Auch auf den großen Bereich der sogenannten Sockel-Arbeitslosigkeit, von der vor allem Menschen betroffen sind, die als schwer vermittelbar gelten, beispielsweise aufgrund von Sprachkenntnissen, Alter, Ausbildung oder langer Arbeitslosigkeit, können Personalvermittler einen positiven Einfluss ausüben. Personaldienstleister sind häufig bereit auch schwer vermittelbaren Kandidaten eine Chance zu geben, um sich im Job zu bewähren. Nach spätestens 12 Monaten gelten diese Mitarbeiter als voll im Arbeitsmarkt integriert und wechseln häufig in unbefristete Vollzeitbeschäftigungen.

Frage: Welche Arbeitnehmer profitieren besonders von Personaldienstleistern?

Grundsätzlich kann jeder Arbeitnehmer von der Tätigkeit professioneller Personaldienstleister profitieren.
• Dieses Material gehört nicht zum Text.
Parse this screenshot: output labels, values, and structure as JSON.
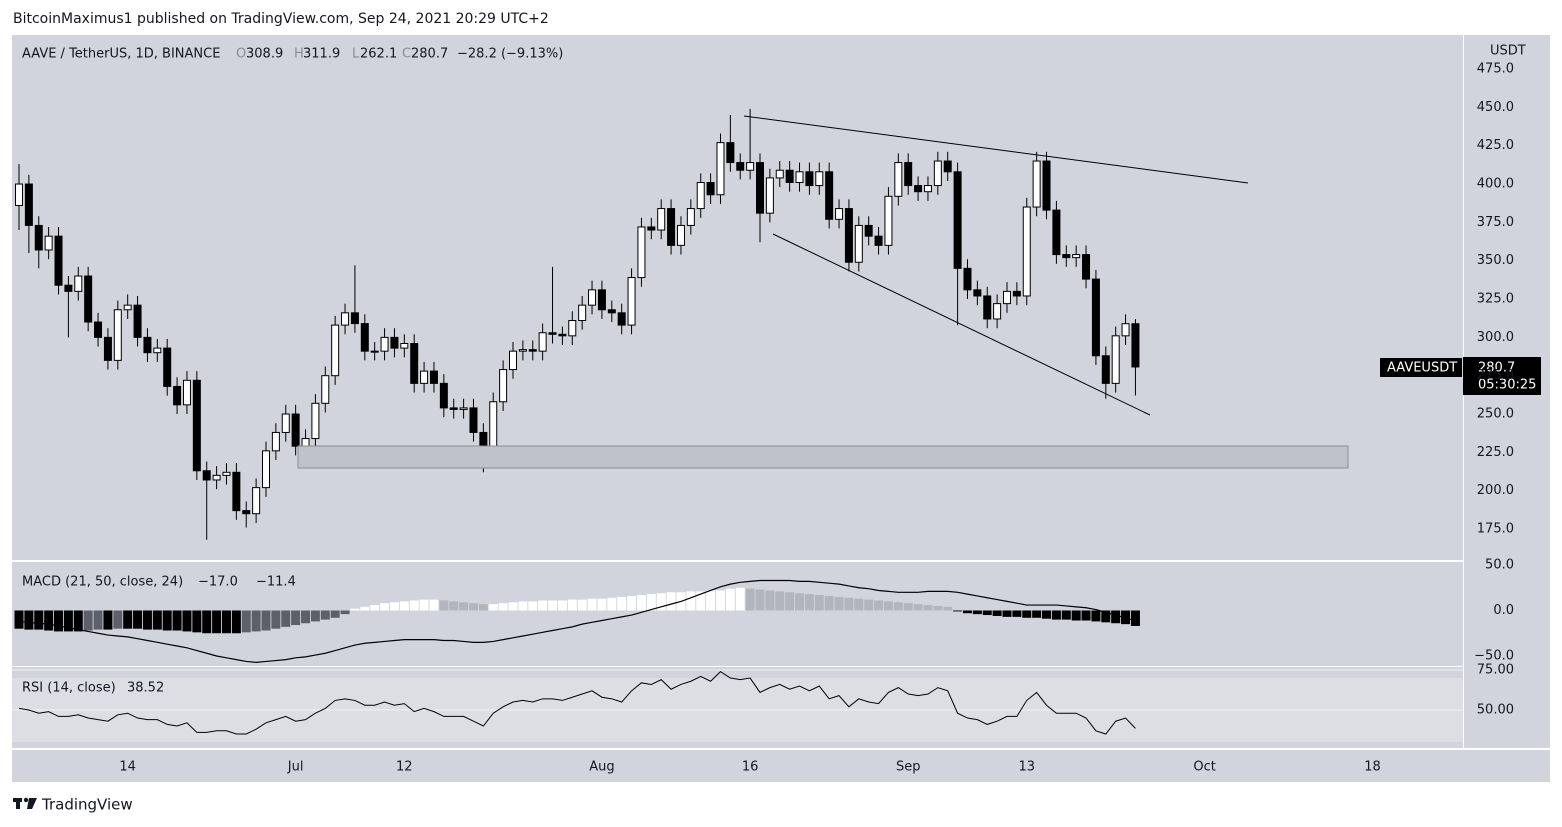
{
  "header": "BitcoinMaximus1 published on TradingView.com, Sep 24, 2021 20:29 UTC+2",
  "footer": "TradingView",
  "chart_data": [
    {
      "type": "candlestick",
      "title": "AAVE / TetherUS, 1D, BINANCE",
      "ohlc_letters": [
        "O",
        "H",
        "L",
        "C"
      ],
      "change_text": "−28.2 (−9.13%)",
      "axis_unit": "USDT",
      "symbol": "AAVEUSDT",
      "countdown": "05:30:25",
      "x": [
        "06-03",
        "06-04",
        "06-05",
        "06-06",
        "06-07",
        "06-08",
        "06-09",
        "06-10",
        "06-11",
        "06-12",
        "06-13",
        "06-14",
        "06-15",
        "06-16",
        "06-17",
        "06-18",
        "06-19",
        "06-20",
        "06-21",
        "06-22",
        "06-23",
        "06-24",
        "06-25",
        "06-26",
        "06-27",
        "06-28",
        "06-29",
        "06-30",
        "07-01",
        "07-02",
        "07-03",
        "07-04",
        "07-05",
        "07-06",
        "07-07",
        "07-08",
        "07-09",
        "07-10",
        "07-11",
        "07-12",
        "07-13",
        "07-14",
        "07-15",
        "07-16",
        "07-17",
        "07-18",
        "07-19",
        "07-20",
        "07-21",
        "07-22",
        "07-23",
        "07-24",
        "07-25",
        "07-26",
        "07-27",
        "07-28",
        "07-29",
        "07-30",
        "07-31",
        "08-01",
        "08-02",
        "08-03",
        "08-04",
        "08-05",
        "08-06",
        "08-07",
        "08-08",
        "08-09",
        "08-10",
        "08-11",
        "08-12",
        "08-13",
        "08-14",
        "08-15",
        "08-16",
        "08-17",
        "08-18",
        "08-19",
        "08-20",
        "08-21",
        "08-22",
        "08-23",
        "08-24",
        "08-25",
        "08-26",
        "08-27",
        "08-28",
        "08-29",
        "08-30",
        "08-31",
        "09-01",
        "09-02",
        "09-03",
        "09-04",
        "09-05",
        "09-06",
        "09-07",
        "09-08",
        "09-09",
        "09-10",
        "09-11",
        "09-12",
        "09-13",
        "09-14",
        "09-15",
        "09-16",
        "09-17",
        "09-18",
        "09-19",
        "09-20",
        "09-21",
        "09-22",
        "09-23",
        "09-24"
      ],
      "xticks": [
        {
          "value": "06-14",
          "label": "14"
        },
        {
          "value": "07-01",
          "label": "Jul"
        },
        {
          "value": "07-12",
          "label": "12"
        },
        {
          "value": "08-01",
          "label": "Aug"
        },
        {
          "value": "08-16",
          "label": "16"
        },
        {
          "value": "09-01",
          "label": "Sep"
        },
        {
          "value": "09-13",
          "label": "13"
        },
        {
          "value": "10-01",
          "label": "Oct"
        },
        {
          "value": "10-18",
          "label": "18"
        }
      ],
      "open": [
        386,
        400,
        373,
        357,
        366,
        334,
        330,
        340,
        310,
        300,
        285,
        318,
        321,
        300,
        290,
        293,
        268,
        256,
        272,
        213,
        207,
        210,
        212,
        187,
        185,
        202,
        226,
        238,
        250,
        229,
        234,
        257,
        275,
        308,
        316,
        309,
        291,
        291,
        300,
        293,
        296,
        270,
        278,
        270,
        254,
        253,
        254,
        238,
        223,
        258,
        279,
        291,
        292,
        291,
        303,
        302,
        301,
        311,
        321,
        331,
        318,
        316,
        308,
        339,
        372,
        370,
        384,
        360,
        373,
        384,
        401,
        393,
        427,
        414,
        409,
        414,
        381,
        404,
        409,
        401,
        408,
        399,
        408,
        377,
        384,
        349,
        373,
        366,
        360,
        392,
        414,
        399,
        395,
        399,
        415,
        408,
        345,
        331,
        327,
        312,
        322,
        330,
        327,
        385,
        415,
        383,
        354,
        352,
        354,
        338,
        288,
        270,
        301,
        308.9
      ],
      "high": [
        413,
        406,
        379,
        372,
        372,
        340,
        346,
        346,
        316,
        306,
        324,
        328,
        327,
        306,
        299,
        299,
        274,
        278,
        278,
        219,
        216,
        218,
        218,
        193,
        208,
        232,
        244,
        256,
        256,
        240,
        263,
        281,
        314,
        322,
        347,
        315,
        297,
        306,
        306,
        302,
        302,
        284,
        284,
        276,
        260,
        260,
        260,
        244,
        264,
        285,
        297,
        298,
        298,
        309,
        346,
        307,
        317,
        327,
        337,
        337,
        324,
        322,
        345,
        378,
        378,
        390,
        390,
        379,
        390,
        407,
        407,
        433,
        445,
        420,
        449,
        420,
        410,
        415,
        415,
        414,
        414,
        414,
        414,
        390,
        390,
        379,
        379,
        372,
        398,
        420,
        420,
        405,
        405,
        421,
        421,
        414,
        351,
        337,
        333,
        328,
        336,
        336,
        391,
        421,
        421,
        389,
        360,
        360,
        360,
        344,
        294,
        307,
        315,
        311.9
      ],
      "low": [
        370,
        355,
        345,
        351,
        328,
        300,
        324,
        304,
        294,
        279,
        279,
        312,
        294,
        284,
        284,
        262,
        250,
        250,
        207,
        168,
        201,
        204,
        181,
        176,
        179,
        196,
        220,
        232,
        223,
        223,
        228,
        251,
        269,
        302,
        303,
        285,
        285,
        285,
        287,
        287,
        264,
        264,
        264,
        248,
        247,
        247,
        232,
        212,
        217,
        252,
        273,
        285,
        285,
        285,
        296,
        295,
        295,
        305,
        315,
        312,
        310,
        302,
        302,
        333,
        364,
        364,
        354,
        354,
        367,
        378,
        387,
        387,
        408,
        403,
        403,
        362,
        375,
        398,
        395,
        395,
        393,
        393,
        371,
        371,
        343,
        343,
        360,
        354,
        354,
        386,
        393,
        389,
        389,
        393,
        402,
        308,
        325,
        321,
        306,
        306,
        316,
        321,
        321,
        379,
        377,
        348,
        346,
        346,
        332,
        282,
        260,
        264,
        295,
        262.1
      ],
      "close": [
        400,
        373,
        357,
        366,
        334,
        330,
        340,
        310,
        300,
        285,
        318,
        321,
        300,
        290,
        293,
        268,
        256,
        272,
        213,
        207,
        210,
        212,
        187,
        185,
        202,
        226,
        238,
        250,
        229,
        234,
        257,
        275,
        308,
        316,
        309,
        291,
        291,
        300,
        293,
        296,
        270,
        278,
        270,
        254,
        253,
        254,
        238,
        223,
        258,
        279,
        291,
        292,
        291,
        303,
        302,
        301,
        311,
        321,
        331,
        318,
        316,
        308,
        339,
        372,
        370,
        384,
        360,
        373,
        384,
        401,
        393,
        427,
        414,
        409,
        414,
        381,
        404,
        409,
        401,
        408,
        399,
        408,
        377,
        384,
        349,
        373,
        366,
        360,
        392,
        414,
        399,
        395,
        399,
        415,
        408,
        345,
        331,
        327,
        312,
        322,
        330,
        327,
        385,
        415,
        383,
        354,
        352,
        354,
        338,
        288,
        270,
        301,
        308.9,
        280.7
      ],
      "up_color": "#ffffff",
      "down_color": "#000000",
      "ylim": [
        154.8,
        497.2
      ],
      "yticks": [
        {
          "value": 175,
          "label": "175.0"
        },
        {
          "value": 200,
          "label": "200.0"
        },
        {
          "value": 225,
          "label": "225.0"
        },
        {
          "value": 250,
          "label": "250.0"
        },
        {
          "value": 275,
          "label": "275.0"
        },
        {
          "value": 300,
          "label": "300.0"
        },
        {
          "value": 325,
          "label": "325.0"
        },
        {
          "value": 350,
          "label": "350.0"
        },
        {
          "value": 375,
          "label": "375.0"
        },
        {
          "value": 400,
          "label": "400.0"
        },
        {
          "value": 425,
          "label": "425.0"
        },
        {
          "value": 450,
          "label": "450.0"
        },
        {
          "value": 475,
          "label": "475.0"
        }
      ]
    },
    {
      "type": "macd",
      "title": "MACD (21, 50, close, 24)",
      "readout": [
        "−17.0",
        "−11.4"
      ],
      "histogram": [
        -20,
        -21,
        -21,
        -22,
        -23,
        -23,
        -23,
        -22,
        -21,
        -21,
        -20,
        -20,
        -20,
        -21,
        -21,
        -22,
        -22,
        -23,
        -24,
        -25,
        -25,
        -25,
        -25,
        -24,
        -23,
        -22,
        -20,
        -18,
        -16,
        -14,
        -12,
        -10,
        -8,
        -4,
        2,
        4,
        6,
        8,
        9,
        10,
        11,
        12,
        12,
        11,
        10,
        9,
        8,
        7,
        7,
        8,
        9,
        10,
        10,
        11,
        11,
        11,
        12,
        12,
        13,
        13,
        14,
        15,
        16,
        17,
        18,
        19,
        20,
        20,
        21,
        21,
        22,
        22,
        24,
        25,
        24,
        23,
        22,
        21,
        20,
        19,
        18,
        17,
        16,
        15,
        14,
        13,
        12,
        11,
        10,
        9,
        8,
        7,
        6,
        5,
        4,
        -1,
        -3,
        -4,
        -5,
        -6,
        -7,
        -7,
        -8,
        -8,
        -9,
        -10,
        -10,
        -11,
        -11,
        -12,
        -13,
        -14,
        -15,
        -17
      ],
      "macd": [
        -12,
        -13,
        -14,
        -15,
        -17,
        -19,
        -21,
        -23,
        -25,
        -27,
        -28,
        -29,
        -31,
        -33,
        -35,
        -37,
        -39,
        -41,
        -44,
        -47,
        -50,
        -52,
        -54,
        -56,
        -57,
        -56,
        -55,
        -54,
        -52,
        -51,
        -49,
        -47,
        -44,
        -41,
        -38,
        -36,
        -35,
        -34,
        -33,
        -32,
        -32,
        -32,
        -32,
        -33,
        -33,
        -34,
        -35,
        -35,
        -34,
        -32,
        -30,
        -28,
        -26,
        -24,
        -22,
        -20,
        -18,
        -15,
        -13,
        -11,
        -9,
        -7,
        -5,
        -2,
        1,
        4,
        7,
        10,
        14,
        18,
        22,
        26,
        29,
        31,
        32,
        33,
        33,
        33,
        33,
        32,
        32,
        31,
        30,
        29,
        27,
        25,
        24,
        22,
        21,
        20,
        20,
        20,
        21,
        21,
        21,
        20,
        18,
        16,
        14,
        12,
        10,
        8,
        6,
        6,
        6,
        6,
        5,
        4,
        3,
        1,
        -2,
        -5,
        -8,
        -11.4
      ],
      "histogram_colors": [
        "#ffffff",
        "#b2b5be",
        "#5d606b",
        "#000000"
      ],
      "line_color": "#000000",
      "ylim": [
        -61,
        53.3
      ],
      "yticks": [
        {
          "value": 50,
          "label": "50.0"
        },
        {
          "value": 0,
          "label": "0.0"
        },
        {
          "value": -50,
          "label": "−50.0"
        }
      ]
    },
    {
      "type": "line",
      "title": "RSI (14, close)",
      "values": [
        51,
        50,
        48,
        49,
        46,
        46,
        47,
        45,
        44,
        43,
        47,
        48,
        45,
        44,
        44,
        41,
        40,
        42,
        36,
        36,
        37,
        37,
        35,
        35,
        38,
        42,
        44,
        46,
        43,
        44,
        48,
        51,
        56,
        57,
        56,
        53,
        53,
        55,
        53,
        54,
        49,
        51,
        49,
        46,
        46,
        46,
        43,
        40,
        48,
        52,
        55,
        56,
        55,
        57,
        57,
        56,
        58,
        60,
        62,
        58,
        57,
        55,
        62,
        67,
        66,
        69,
        63,
        66,
        68,
        71,
        68,
        74,
        70,
        69,
        70,
        61,
        64,
        66,
        63,
        65,
        62,
        65,
        57,
        59,
        52,
        57,
        55,
        54,
        61,
        64,
        60,
        59,
        60,
        64,
        62,
        48,
        45,
        44,
        41,
        43,
        46,
        46,
        56,
        61,
        53,
        48,
        48,
        48,
        45,
        37,
        35,
        43,
        45,
        38.52
      ],
      "color": "#000000",
      "band": [
        30,
        70
      ],
      "band_color": "#dcdee4",
      "ylim": [
        26.25,
        76.9
      ],
      "yticks": [
        {
          "value": 75,
          "label": "75.00"
        },
        {
          "value": 50,
          "label": "50.00"
        }
      ],
      "grid": true
    }
  ]
}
Häufig können Personalvermittler Kandidaten mehrere Arbeitsangebote unterbreiten und dabei helfen Vorstellungen von Arbeitgebern und Arbeitnehmern zu erfüllen, sowohl was die Erwartungen an die Tätigkeit als auch die Gehaltsvorstellungen angeht. Moderne Personalvermittler treten als eine Art Mediator auf und vertreten nicht einseitig die Interessen einer Partei.
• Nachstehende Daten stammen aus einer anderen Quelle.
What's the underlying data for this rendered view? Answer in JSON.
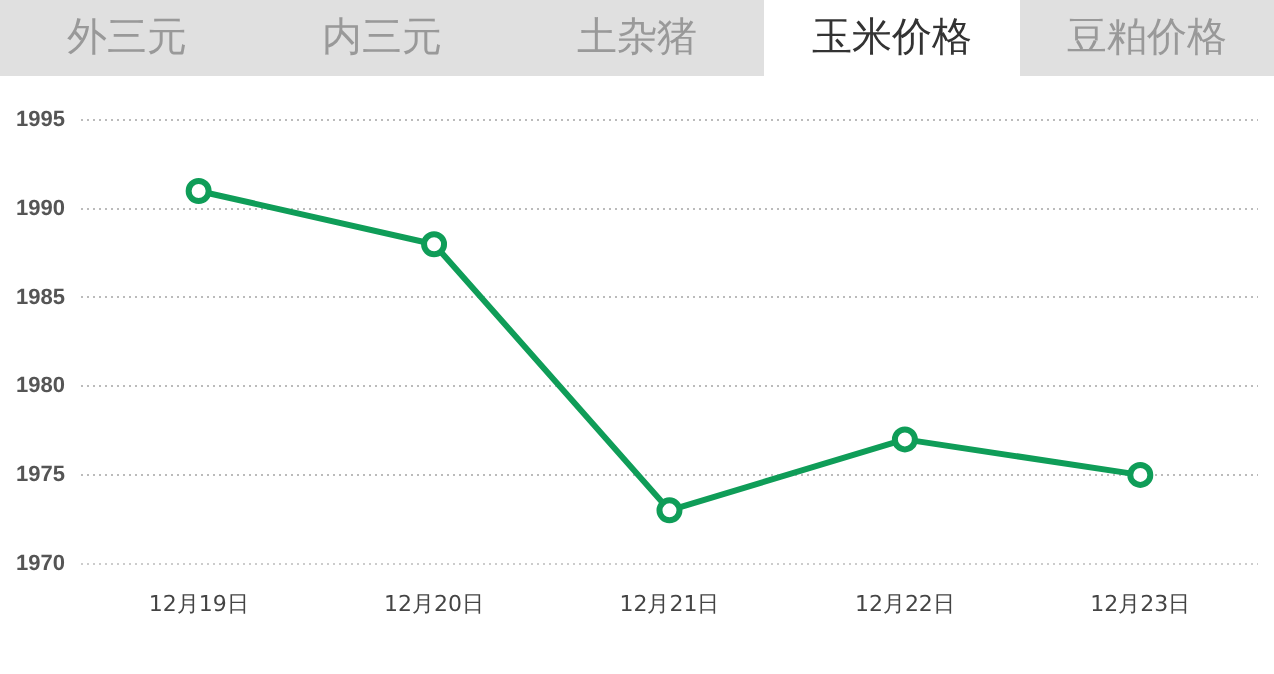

Zwei demographische Gruppen profitieren meiner Ansicht nach aber überproportional von Personaldienstleistern. Da sind einerseits Arbeitnehmer in den ersten Berufsjahren, denen bei Zeitarbeitsfirmen die Möglichkeit gegeben wird, Einblicke in verschiedene Branchen zu bekommen und verschiedene Unternehmen kennenzulernen. Viele junge Menschen schätzen die Flexibilität und den hohen Erfahrungsgewinn. Andererseits sind auch die Altersgruppen in den letzten Berufsjahren stark bei Personaldienstleistern vertreten, die häufiger Schwierigkeiten bei der beruflichen Umorientierung haben.
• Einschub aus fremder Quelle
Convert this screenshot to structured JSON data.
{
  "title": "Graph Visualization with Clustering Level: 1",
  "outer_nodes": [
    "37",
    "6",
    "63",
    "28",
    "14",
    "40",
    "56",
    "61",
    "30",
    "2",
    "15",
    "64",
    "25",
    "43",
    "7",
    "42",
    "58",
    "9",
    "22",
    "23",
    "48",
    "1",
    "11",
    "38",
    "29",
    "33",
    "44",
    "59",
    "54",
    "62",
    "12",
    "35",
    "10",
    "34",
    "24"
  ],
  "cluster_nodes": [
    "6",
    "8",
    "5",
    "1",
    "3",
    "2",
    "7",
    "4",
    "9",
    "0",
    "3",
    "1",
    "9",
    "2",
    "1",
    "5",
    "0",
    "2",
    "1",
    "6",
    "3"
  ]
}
Frage: Die DG Timework GmbH gehört zu den schnellst wachsenden Personaldienstleistern in Deutschland. Was unterscheidet Sie vom Wettbewerb?

David Beier: Bei der DG Timework vertreten wir folgende Philosophie: Der Mensch steht immer im Mittelpunkt. Wir versuchen jeden Bewerber so gut und individuell wie nur möglich zu beraten, die Stärken der Kandidatinnen und Kandidaten zu finden und sie beim richtigen Arbeitgeber oder Auftragnehmer vorzuschlagen. Aus unserer Sicht müssen moderne Personaldienstleister Win-Win-Situationen schaffen, indem sie sowohl den Arbeitnehmer als auch den Arbeitgeber voll zufriedenstellen. Das ist unser oberstes Ziel für das wir jeden Tag aufs Neue hart arbeiten. Uns geht es bei der DG Timework GmbH um einen respektvollen und fairen Umgang miteinander und um das bestmögliche Ergebnis für alle Beteiligten. Ich glaube das spüren auch unsere Mitarbeiter, unsere Bewerber und unsere Kunden – und wissen diese Philosophie offenbar zu schätzen.

Herr Beier, vielen Dank für das Gespräch.